Editor's letter: Reconstituting lost species

Reconstituting a woolly mammoth would be a zoological sensation. But is that reason enough to make one?

Sometimes the most impressive scientific progress throws a sharp light on our previous mistakes. That’s how I read the news that biologists are on the cusp of reconstituting long-dead species, many of which we ingenious humans drove into extinction in the first place (see Health & Science). Scientists are reassembling the DNA needed to “de-extinct” such lost creatures as the passenger pigeon, which darkened the skies in flocks of millions until it became the cheap meat of choice for 19th-century America. There’s hope of resurrecting the woolly mammoth from carcasses found frozen in the Siberian tundra, where a combination of climate change and human hunters did them in. And if that works, why not the Neanderthals? These European hominids, some of whose genetic legacy is present in many modern humans, died out at least 30,000 years ago, partly because of the rise of wily Homo sapiens. So why shouldn’t our wily scientists, who have already worked out a first draft of our lost relatives’ genome, aim to bring them back?
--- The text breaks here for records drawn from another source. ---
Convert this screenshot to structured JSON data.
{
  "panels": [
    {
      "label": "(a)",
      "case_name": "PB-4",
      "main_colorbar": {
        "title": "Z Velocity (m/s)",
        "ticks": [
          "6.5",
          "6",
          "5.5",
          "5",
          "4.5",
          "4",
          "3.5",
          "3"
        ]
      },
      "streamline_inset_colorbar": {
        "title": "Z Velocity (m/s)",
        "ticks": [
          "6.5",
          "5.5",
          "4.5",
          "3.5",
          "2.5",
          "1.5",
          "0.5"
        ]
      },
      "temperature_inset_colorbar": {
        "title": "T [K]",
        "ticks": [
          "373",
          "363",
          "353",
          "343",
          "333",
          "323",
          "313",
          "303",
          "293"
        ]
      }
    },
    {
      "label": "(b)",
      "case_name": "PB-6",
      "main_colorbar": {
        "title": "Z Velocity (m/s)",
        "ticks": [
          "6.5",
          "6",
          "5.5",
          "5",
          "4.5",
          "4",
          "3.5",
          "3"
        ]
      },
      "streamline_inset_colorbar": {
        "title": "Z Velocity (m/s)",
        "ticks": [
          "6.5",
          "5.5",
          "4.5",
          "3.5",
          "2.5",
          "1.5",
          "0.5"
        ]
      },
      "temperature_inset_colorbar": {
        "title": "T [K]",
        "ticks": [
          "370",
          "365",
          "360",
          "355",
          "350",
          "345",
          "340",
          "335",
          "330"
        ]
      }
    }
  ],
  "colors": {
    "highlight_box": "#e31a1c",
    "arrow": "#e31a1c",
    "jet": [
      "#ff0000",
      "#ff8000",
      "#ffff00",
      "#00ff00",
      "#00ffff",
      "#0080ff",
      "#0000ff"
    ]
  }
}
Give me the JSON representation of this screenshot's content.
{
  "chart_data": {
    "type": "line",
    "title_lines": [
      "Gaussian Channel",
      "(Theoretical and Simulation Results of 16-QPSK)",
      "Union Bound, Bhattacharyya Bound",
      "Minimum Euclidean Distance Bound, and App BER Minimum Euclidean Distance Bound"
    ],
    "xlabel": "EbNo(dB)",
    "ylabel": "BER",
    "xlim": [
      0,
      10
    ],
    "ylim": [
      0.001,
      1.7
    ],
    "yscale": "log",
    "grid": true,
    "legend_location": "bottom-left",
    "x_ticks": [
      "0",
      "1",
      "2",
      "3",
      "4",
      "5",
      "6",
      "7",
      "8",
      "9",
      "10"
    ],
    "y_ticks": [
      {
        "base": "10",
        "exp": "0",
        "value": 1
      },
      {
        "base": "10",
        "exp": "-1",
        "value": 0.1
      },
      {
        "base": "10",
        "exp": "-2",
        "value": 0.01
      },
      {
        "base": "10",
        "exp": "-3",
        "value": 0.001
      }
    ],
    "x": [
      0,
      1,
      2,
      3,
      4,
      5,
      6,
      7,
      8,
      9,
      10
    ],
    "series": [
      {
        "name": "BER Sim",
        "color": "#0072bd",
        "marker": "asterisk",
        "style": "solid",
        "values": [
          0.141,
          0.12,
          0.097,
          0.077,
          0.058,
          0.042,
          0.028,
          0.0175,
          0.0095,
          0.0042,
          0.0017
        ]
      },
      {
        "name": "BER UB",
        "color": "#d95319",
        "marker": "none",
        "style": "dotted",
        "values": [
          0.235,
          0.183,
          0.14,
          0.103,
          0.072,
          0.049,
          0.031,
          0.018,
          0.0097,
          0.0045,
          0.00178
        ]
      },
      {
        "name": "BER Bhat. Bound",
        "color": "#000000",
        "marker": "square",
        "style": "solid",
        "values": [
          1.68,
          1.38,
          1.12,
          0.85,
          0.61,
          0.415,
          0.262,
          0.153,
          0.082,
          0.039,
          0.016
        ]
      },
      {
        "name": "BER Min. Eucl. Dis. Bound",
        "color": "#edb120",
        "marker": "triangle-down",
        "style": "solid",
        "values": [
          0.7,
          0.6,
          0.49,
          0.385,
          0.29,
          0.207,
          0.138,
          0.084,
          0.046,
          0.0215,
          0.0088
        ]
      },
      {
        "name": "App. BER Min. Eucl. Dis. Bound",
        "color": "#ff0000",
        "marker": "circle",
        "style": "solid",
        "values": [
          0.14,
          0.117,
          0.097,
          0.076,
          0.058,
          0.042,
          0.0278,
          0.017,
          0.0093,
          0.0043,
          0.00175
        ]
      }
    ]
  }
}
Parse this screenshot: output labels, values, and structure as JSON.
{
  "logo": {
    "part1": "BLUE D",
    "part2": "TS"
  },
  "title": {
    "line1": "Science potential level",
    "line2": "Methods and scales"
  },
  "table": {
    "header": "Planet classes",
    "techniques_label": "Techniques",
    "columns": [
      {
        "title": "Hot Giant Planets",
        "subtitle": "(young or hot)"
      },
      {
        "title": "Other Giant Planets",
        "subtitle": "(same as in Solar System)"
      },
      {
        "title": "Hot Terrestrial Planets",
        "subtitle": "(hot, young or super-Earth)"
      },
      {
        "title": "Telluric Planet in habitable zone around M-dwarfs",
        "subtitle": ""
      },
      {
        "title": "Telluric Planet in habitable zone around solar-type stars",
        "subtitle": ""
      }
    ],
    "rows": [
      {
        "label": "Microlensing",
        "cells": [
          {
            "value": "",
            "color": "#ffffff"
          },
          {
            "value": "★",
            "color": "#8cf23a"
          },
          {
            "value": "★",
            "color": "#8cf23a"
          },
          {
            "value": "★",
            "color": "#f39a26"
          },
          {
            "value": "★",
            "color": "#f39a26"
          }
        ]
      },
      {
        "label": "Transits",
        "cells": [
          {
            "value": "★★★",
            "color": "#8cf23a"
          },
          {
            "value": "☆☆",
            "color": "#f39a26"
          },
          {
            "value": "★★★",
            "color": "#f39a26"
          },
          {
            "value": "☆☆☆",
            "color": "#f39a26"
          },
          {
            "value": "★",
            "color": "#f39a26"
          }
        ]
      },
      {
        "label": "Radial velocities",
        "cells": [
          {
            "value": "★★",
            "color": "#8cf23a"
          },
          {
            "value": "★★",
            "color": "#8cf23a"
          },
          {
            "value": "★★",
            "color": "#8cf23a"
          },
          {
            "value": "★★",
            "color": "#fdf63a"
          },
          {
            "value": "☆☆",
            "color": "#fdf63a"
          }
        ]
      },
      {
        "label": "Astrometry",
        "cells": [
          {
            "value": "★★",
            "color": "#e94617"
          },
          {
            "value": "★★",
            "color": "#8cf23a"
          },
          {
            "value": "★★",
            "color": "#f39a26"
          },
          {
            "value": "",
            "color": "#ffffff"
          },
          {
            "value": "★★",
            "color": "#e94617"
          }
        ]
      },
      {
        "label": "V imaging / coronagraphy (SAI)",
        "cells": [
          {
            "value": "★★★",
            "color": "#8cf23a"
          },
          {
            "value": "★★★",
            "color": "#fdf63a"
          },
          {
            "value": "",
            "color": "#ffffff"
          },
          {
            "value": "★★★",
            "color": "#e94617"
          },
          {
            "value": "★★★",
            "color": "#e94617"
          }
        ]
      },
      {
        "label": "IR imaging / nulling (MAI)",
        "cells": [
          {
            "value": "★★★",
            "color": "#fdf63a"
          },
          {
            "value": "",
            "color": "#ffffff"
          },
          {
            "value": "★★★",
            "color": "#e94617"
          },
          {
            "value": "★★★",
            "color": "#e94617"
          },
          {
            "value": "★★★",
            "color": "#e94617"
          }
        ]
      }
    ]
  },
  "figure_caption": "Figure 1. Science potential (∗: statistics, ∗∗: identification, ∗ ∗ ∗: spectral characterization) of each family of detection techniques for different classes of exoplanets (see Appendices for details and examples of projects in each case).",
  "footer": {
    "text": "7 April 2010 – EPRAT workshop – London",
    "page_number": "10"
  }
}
Call me a sentimentalist, but I can’t imagine a sadder fate than being a specimen of a lost species. Sure, a woolly mammoth would be a zoological sensation. But is that reason enough to make one? And what moral quandaries are posed by a mix-and-pour Neanderthal? I hope we’re beyond putting such a specimen on display, as Pygmy Ota Benga was just a century ago—in the Monkey House of the Bronx Zoo, no less. But maybe we aren’t. Before we conjure up a hominid, or even a mammoth, we should take a sober look at our long record of biological folly.